A sizable crowd showed up on Wednesday to protest the brutal death of Matthew Denice after he was dragged under a truck for a quarter mile following being struck by a drunk-driving illegal alien. The accused, Ecuadoran Nikolas Guaman, had several prior arrests, including assaulting a policeman. (See LTG’s earlier report, Family Protests Immigration Anarchy that Killed Matthew Denice.)
Below, the family of Matthew Denice and supporters filled a hall in Milford to protest the non-enforcement of immigration laws.
Rain did not deter an estimated 200 concerned citizens who rallied to demand better law enforcement from the state of Massachusetts, which is known for its extreme version of sanctuary to coddle lawbreaking illegal aliens.

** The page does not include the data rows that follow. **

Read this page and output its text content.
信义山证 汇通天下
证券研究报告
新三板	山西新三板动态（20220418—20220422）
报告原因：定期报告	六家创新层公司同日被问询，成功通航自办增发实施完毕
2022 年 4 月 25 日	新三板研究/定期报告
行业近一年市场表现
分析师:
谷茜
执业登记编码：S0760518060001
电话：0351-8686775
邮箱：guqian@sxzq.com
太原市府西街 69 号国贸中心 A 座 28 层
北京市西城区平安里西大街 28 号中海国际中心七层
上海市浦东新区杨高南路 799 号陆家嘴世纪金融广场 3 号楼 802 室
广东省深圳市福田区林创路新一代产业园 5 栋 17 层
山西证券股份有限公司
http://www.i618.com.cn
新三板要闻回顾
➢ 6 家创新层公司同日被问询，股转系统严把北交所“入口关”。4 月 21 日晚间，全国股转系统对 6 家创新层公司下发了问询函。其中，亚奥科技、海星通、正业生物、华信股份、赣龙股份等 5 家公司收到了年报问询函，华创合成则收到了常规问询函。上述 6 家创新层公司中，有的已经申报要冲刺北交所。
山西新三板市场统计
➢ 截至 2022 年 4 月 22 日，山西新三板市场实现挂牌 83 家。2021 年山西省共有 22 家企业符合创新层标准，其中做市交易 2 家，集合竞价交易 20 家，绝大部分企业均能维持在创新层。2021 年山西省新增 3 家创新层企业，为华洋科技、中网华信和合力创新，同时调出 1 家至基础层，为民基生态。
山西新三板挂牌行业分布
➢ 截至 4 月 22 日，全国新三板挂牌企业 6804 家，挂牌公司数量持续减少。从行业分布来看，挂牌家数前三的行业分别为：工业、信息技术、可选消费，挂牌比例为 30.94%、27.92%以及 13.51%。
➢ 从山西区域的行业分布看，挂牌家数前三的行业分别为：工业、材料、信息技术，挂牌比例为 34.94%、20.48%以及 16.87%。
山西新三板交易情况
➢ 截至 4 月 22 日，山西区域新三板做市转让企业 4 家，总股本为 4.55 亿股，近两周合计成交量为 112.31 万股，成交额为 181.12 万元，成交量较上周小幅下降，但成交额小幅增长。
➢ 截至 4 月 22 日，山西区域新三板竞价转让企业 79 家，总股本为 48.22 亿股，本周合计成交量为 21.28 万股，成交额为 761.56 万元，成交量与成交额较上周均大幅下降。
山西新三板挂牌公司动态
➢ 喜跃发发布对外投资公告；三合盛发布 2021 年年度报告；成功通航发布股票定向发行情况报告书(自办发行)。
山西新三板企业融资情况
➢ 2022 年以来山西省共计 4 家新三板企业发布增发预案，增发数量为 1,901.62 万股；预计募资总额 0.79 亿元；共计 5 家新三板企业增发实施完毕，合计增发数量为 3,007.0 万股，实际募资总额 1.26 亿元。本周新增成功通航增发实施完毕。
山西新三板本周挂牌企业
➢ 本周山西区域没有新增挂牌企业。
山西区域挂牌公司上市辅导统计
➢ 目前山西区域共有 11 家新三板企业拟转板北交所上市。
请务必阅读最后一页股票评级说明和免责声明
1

Governor Deval Patrick has made a point of rejecting the federal Secure Communities program that focuses on criminal aliens already in local custody.
Family and friends organized the event through their Justice for Matt Facebook page.
Family of Milford man call on governor to enact Secure Communities, Fox News Boston, September 7, 2011
MILFORD (FOX 25 / MyFoxBoston.com) – The family of a Milford man who was killed after he was struck by an alleged drunk driver and illegal immigrant want to sit down with Gov. Deval Patrick to discuss a program they say could have saved their son’s life.
The program is Secure Communities, the controversial program meant to target dangerous illegal immigrants by sharing fingerprints of people arrested by police with immigration officials.
At a peaceful protest outside Milford Town Hall, 23-year-old Matthew Denice’s family along with a crowd of about 150 people met inside town hall with town officials and representatives from the Ecuadorian Consulate, who expressed condolences to Denice’s family.
Denice was killed last month allegedly by 34-year-old Nicolas Guaman, who was allegedly driving drunk and without a license when police believe he struck and dragged the Denice to his death.
“We had the perfect storm here with this situation. I mean, if one of those factors had been different my son would still be here,” said Maureen Maloney, Denice’s mother. “If we had the secure communities act this person would’ve been deported. It probably could’ve saved my son’s life.”
A woman who also attended said she too lost a loved one to an illegal immigrant who also was driving drunk and was later deported.
Representatives from the consulate answered some questions, but ultimately said there’s no easy solution. Pablo Calle said, “We see the pain in their faces. We see what they want. We see they don’t want any immigrants coming to the country but that is something not this country not Ecuador, not anybody can fix. The answer is not in our hands.”